Agé de 29 ans, Thomas Le Drian, le fils du ministre de la Défense, a été nommé au comité exécutif de la Société nationale immobilière (SNI). Le journal Libération a remis en cause ce lundi ses compétences pour exercer cette fonction.

Capture d'écran / groupeSNI.fr

Une nommination qui dérange. Thomas Le Drian, 29 ans et fils du ministre de la Défense, a été nommé début janvier au comité exécutif  de la Société nationale immobilière (SNI). Ce dernier est présenté sur le site Internet du premier bailleur social français comme chargé de mission auprès du président du directoire, André Yché. Mais selon un article du quotidien Libération, ce titre ne serait pas à la hauteur de son curriculum vitae.

"J'avais besoin d'une sorte de secrétaire"

Diplomé en 2008 de l'Institut supérieur du commerce (ISC), une école de commerce qualifiée de "moyenne" par Libération, Thomas Le Drian a déjà fait "grincer quelques dents" pour les m^mes raisons, avait souligné fin décembre Médiapart. En novembre 2012, il avait été recruté au cabinet de Jean-Pierre Jouyet, directeur général de la Caisse des dépôts (CDC), qui détient d'ailleurs 100 % du groupe SNI.

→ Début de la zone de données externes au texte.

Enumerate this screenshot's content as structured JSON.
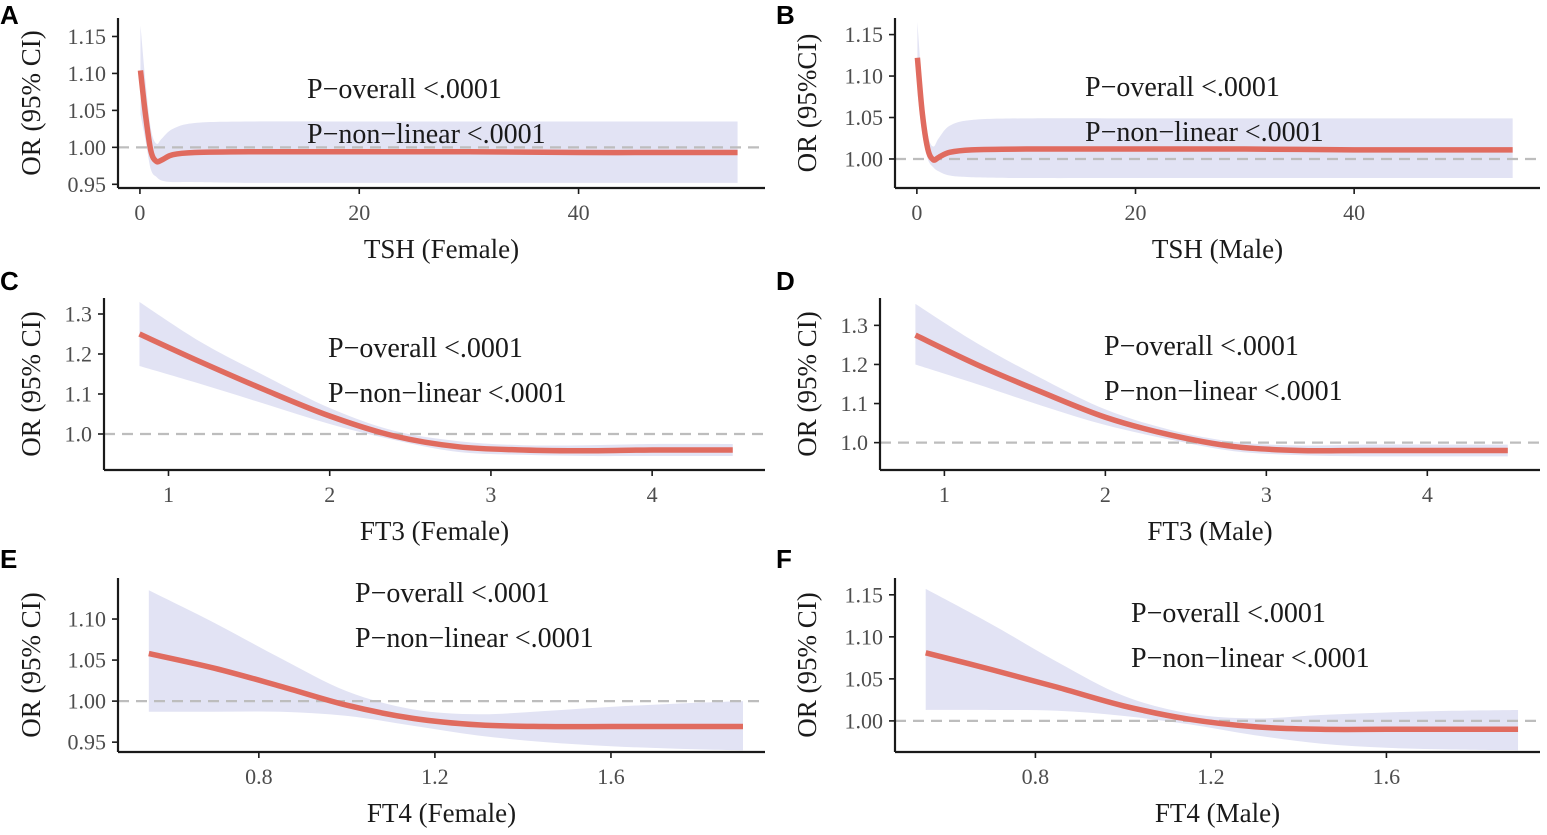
{
  "figure": {
    "ref_line_color": "#bdbdbd",
    "band_color": "#e2e3f4",
    "curve_color": "#e06b5f"
  },
  "chart_data": [
    {
      "id": "A",
      "type": "line",
      "panel_label": "A",
      "xlabel": "TSH (Female)",
      "ylabel": "OR (95% CI)",
      "xlim": [
        -2,
        57
      ],
      "ylim": [
        0.945,
        1.175
      ],
      "xticks": [
        0,
        20,
        40
      ],
      "xtick_labels": [
        "0",
        "20",
        "40"
      ],
      "yticks": [
        0.95,
        1.0,
        1.05,
        1.1,
        1.15
      ],
      "ytick_labels": [
        "0.95",
        "1.00",
        "1.05",
        "1.10",
        "1.15"
      ],
      "ref_y": 1.0,
      "annotations": [
        "P−overall <.0001",
        "P−non−linear <.0001"
      ],
      "x": [
        0.05,
        0.5,
        1.0,
        1.5,
        2.0,
        3.0,
        5.0,
        10,
        20,
        30,
        40,
        50,
        54.5
      ],
      "or": [
        1.104,
        1.045,
        0.995,
        0.981,
        0.983,
        0.99,
        0.993,
        0.994,
        0.994,
        0.994,
        0.993,
        0.993,
        0.993
      ],
      "lower": [
        1.045,
        1.01,
        0.97,
        0.96,
        0.955,
        0.953,
        0.953,
        0.952,
        0.952,
        0.952,
        0.952,
        0.952,
        0.952
      ],
      "upper": [
        1.165,
        1.09,
        1.025,
        1.005,
        1.012,
        1.025,
        1.033,
        1.035,
        1.035,
        1.035,
        1.035,
        1.035,
        1.035
      ]
    },
    {
      "id": "B",
      "type": "line",
      "panel_label": "B",
      "xlabel": "TSH (Male)",
      "ylabel": "OR (95%CI)",
      "xlim": [
        -2,
        57
      ],
      "ylim": [
        0.965,
        1.17
      ],
      "xticks": [
        0,
        20,
        40
      ],
      "xtick_labels": [
        "0",
        "20",
        "40"
      ],
      "yticks": [
        1.0,
        1.05,
        1.1,
        1.15
      ],
      "ytick_labels": [
        "1.00",
        "1.05",
        "1.10",
        "1.15"
      ],
      "ref_y": 1.0,
      "annotations": [
        "P−overall <.0001",
        "P−non−linear <.0001"
      ],
      "x": [
        0.05,
        0.5,
        1.0,
        1.5,
        2.0,
        3.0,
        5.0,
        10,
        20,
        30,
        40,
        50,
        54.5
      ],
      "or": [
        1.122,
        1.055,
        1.012,
        0.999,
        1.002,
        1.008,
        1.011,
        1.012,
        1.012,
        1.012,
        1.011,
        1.011,
        1.011
      ],
      "lower": [
        1.08,
        1.03,
        1.0,
        0.99,
        0.985,
        0.98,
        0.978,
        0.977,
        0.977,
        0.977,
        0.977,
        0.977,
        0.977
      ],
      "upper": [
        1.165,
        1.085,
        1.03,
        1.015,
        1.025,
        1.04,
        1.047,
        1.049,
        1.049,
        1.049,
        1.049,
        1.049,
        1.049
      ]
    },
    {
      "id": "C",
      "type": "line",
      "panel_label": "C",
      "xlabel": "FT3 (Female)",
      "ylabel": "OR (95% CI)",
      "xlim": [
        0.6,
        4.7
      ],
      "ylim": [
        0.91,
        1.34
      ],
      "xticks": [
        1,
        2,
        3,
        4
      ],
      "xtick_labels": [
        "1",
        "2",
        "3",
        "4"
      ],
      "yticks": [
        1.0,
        1.1,
        1.2,
        1.3
      ],
      "ytick_labels": [
        "1.0",
        "1.1",
        "1.2",
        "1.3"
      ],
      "ref_y": 1.0,
      "annotations": [
        "P−overall <.0001",
        "P−non−linear <.0001"
      ],
      "x": [
        0.82,
        1.2,
        1.6,
        2.0,
        2.4,
        2.8,
        3.2,
        3.6,
        4.0,
        4.5
      ],
      "or": [
        1.25,
        1.18,
        1.11,
        1.045,
        0.995,
        0.968,
        0.96,
        0.958,
        0.96,
        0.96
      ],
      "lower": [
        1.17,
        1.125,
        1.075,
        1.025,
        0.985,
        0.955,
        0.948,
        0.945,
        0.945,
        0.945
      ],
      "upper": [
        1.33,
        1.23,
        1.145,
        1.065,
        1.008,
        0.982,
        0.972,
        0.972,
        0.975,
        0.975
      ]
    },
    {
      "id": "D",
      "type": "line",
      "panel_label": "D",
      "xlabel": "FT3 (Male)",
      "ylabel": "OR (95% CI)",
      "xlim": [
        0.6,
        4.7
      ],
      "ylim": [
        0.93,
        1.37
      ],
      "xticks": [
        1,
        2,
        3,
        4
      ],
      "xtick_labels": [
        "1",
        "2",
        "3",
        "4"
      ],
      "yticks": [
        1.0,
        1.1,
        1.2,
        1.3
      ],
      "ytick_labels": [
        "1.0",
        "1.1",
        "1.2",
        "1.3"
      ],
      "ref_y": 1.0,
      "annotations": [
        "P−overall <.0001",
        "P−non−linear <.0001"
      ],
      "x": [
        0.82,
        1.2,
        1.6,
        2.0,
        2.4,
        2.8,
        3.2,
        3.6,
        4.0,
        4.5
      ],
      "or": [
        1.275,
        1.2,
        1.13,
        1.065,
        1.02,
        0.99,
        0.98,
        0.98,
        0.98,
        0.98
      ],
      "lower": [
        1.2,
        1.15,
        1.095,
        1.045,
        1.008,
        0.978,
        0.968,
        0.965,
        0.965,
        0.965
      ],
      "upper": [
        1.355,
        1.255,
        1.165,
        1.085,
        1.033,
        1.002,
        0.993,
        0.995,
        0.995,
        0.995
      ]
    },
    {
      "id": "E",
      "type": "line",
      "panel_label": "E",
      "xlabel": "FT4 (Female)",
      "ylabel": "OR (95% CI)",
      "xlim": [
        0.48,
        1.95
      ],
      "ylim": [
        0.938,
        1.15
      ],
      "xticks": [
        0.8,
        1.2,
        1.6
      ],
      "xtick_labels": [
        "0.8",
        "1.2",
        "1.6"
      ],
      "yticks": [
        0.95,
        1.0,
        1.05,
        1.1
      ],
      "ytick_labels": [
        "0.95",
        "1.00",
        "1.05",
        "1.10"
      ],
      "ref_y": 1.0,
      "annotations": [
        "P−overall <.0001",
        "P−non−linear <.0001"
      ],
      "x": [
        0.55,
        0.7,
        0.85,
        1.0,
        1.15,
        1.3,
        1.45,
        1.6,
        1.75,
        1.9
      ],
      "or": [
        1.058,
        1.04,
        1.018,
        0.995,
        0.979,
        0.971,
        0.969,
        0.969,
        0.969,
        0.969
      ],
      "lower": [
        0.987,
        0.987,
        0.987,
        0.982,
        0.97,
        0.958,
        0.95,
        0.945,
        0.942,
        0.94
      ],
      "upper": [
        1.135,
        1.095,
        1.052,
        1.012,
        0.99,
        0.984,
        0.988,
        0.993,
        0.997,
        1.0
      ]
    },
    {
      "id": "F",
      "type": "line",
      "panel_label": "F",
      "xlabel": "FT4 (Male)",
      "ylabel": "OR (95% CI)",
      "xlim": [
        0.48,
        1.95
      ],
      "ylim": [
        0.963,
        1.17
      ],
      "xticks": [
        0.8,
        1.2,
        1.6
      ],
      "xtick_labels": [
        "0.8",
        "1.2",
        "1.6"
      ],
      "yticks": [
        1.0,
        1.05,
        1.1,
        1.15
      ],
      "ytick_labels": [
        "1.00",
        "1.05",
        "1.10",
        "1.15"
      ],
      "ref_y": 1.0,
      "annotations": [
        "P−overall <.0001",
        "P−non−linear <.0001"
      ],
      "x": [
        0.55,
        0.7,
        0.85,
        1.0,
        1.15,
        1.3,
        1.45,
        1.6,
        1.75,
        1.9
      ],
      "or": [
        1.081,
        1.061,
        1.04,
        1.018,
        1.002,
        0.993,
        0.99,
        0.99,
        0.99,
        0.99
      ],
      "lower": [
        1.013,
        1.013,
        1.012,
        1.006,
        0.996,
        0.983,
        0.973,
        0.968,
        0.966,
        0.965
      ],
      "upper": [
        1.157,
        1.115,
        1.07,
        1.03,
        1.009,
        1.003,
        1.007,
        1.01,
        1.012,
        1.013
      ]
    }
  ]
}
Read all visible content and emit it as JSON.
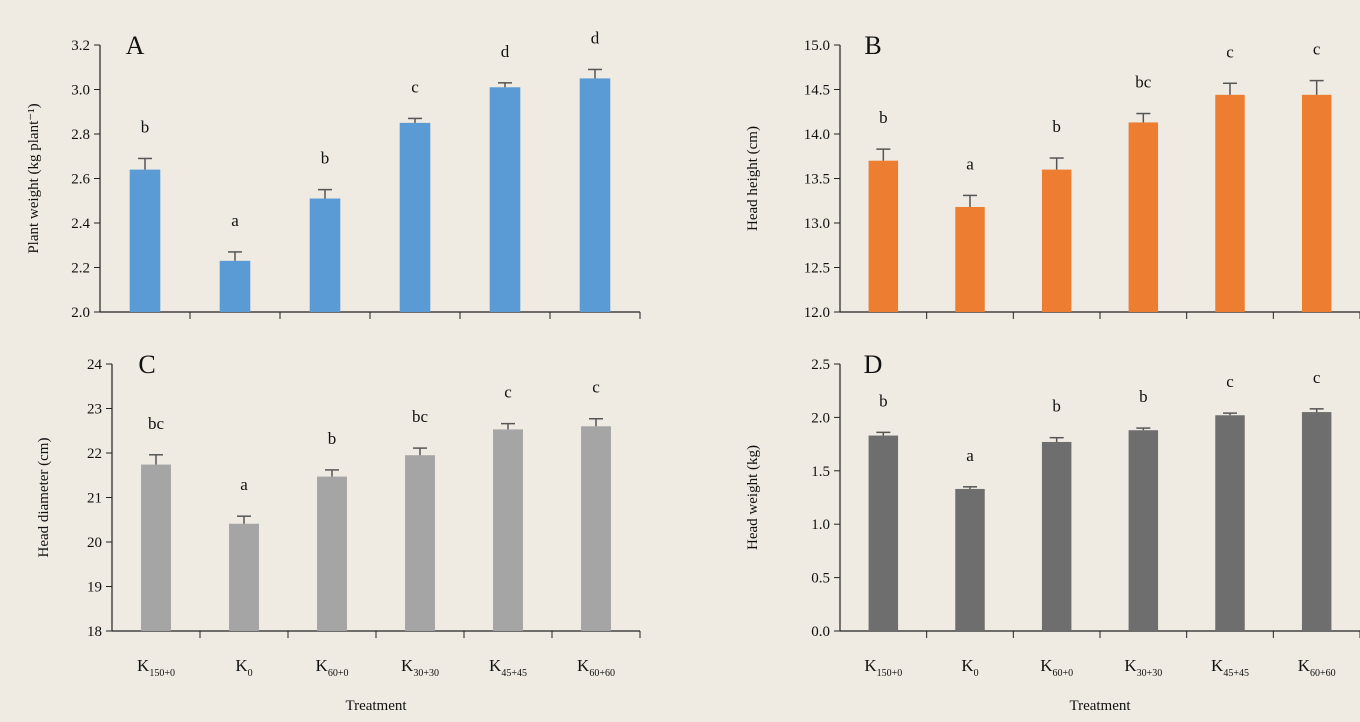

André Yché, interrogé lundi par Le Monde, a démenti tout traitement de faveur. Le président du directoire de la SNI a en effet estimé que les affirmations du journal Libération étaient "désagréables pour l'intéressé car cela remet en cause sa compétence professionnel". De plus, il a précisé que Thomas Le Drian ne fait pas partie du directoire de la SNI mais de son comité excutif, organe qui "n'est pas un lieu de gouvernance". "Sa présence est liée à ma récente nomination comme référent logement de la Caisse des dépôts (...) j'avais besoin d'une sorte de secrétaire général pour organiser les réunions du comité, rédiger les procès-verbaux", a ajouté André Yche.

Des similitudes avec l'affaire Jean Sarkozy ?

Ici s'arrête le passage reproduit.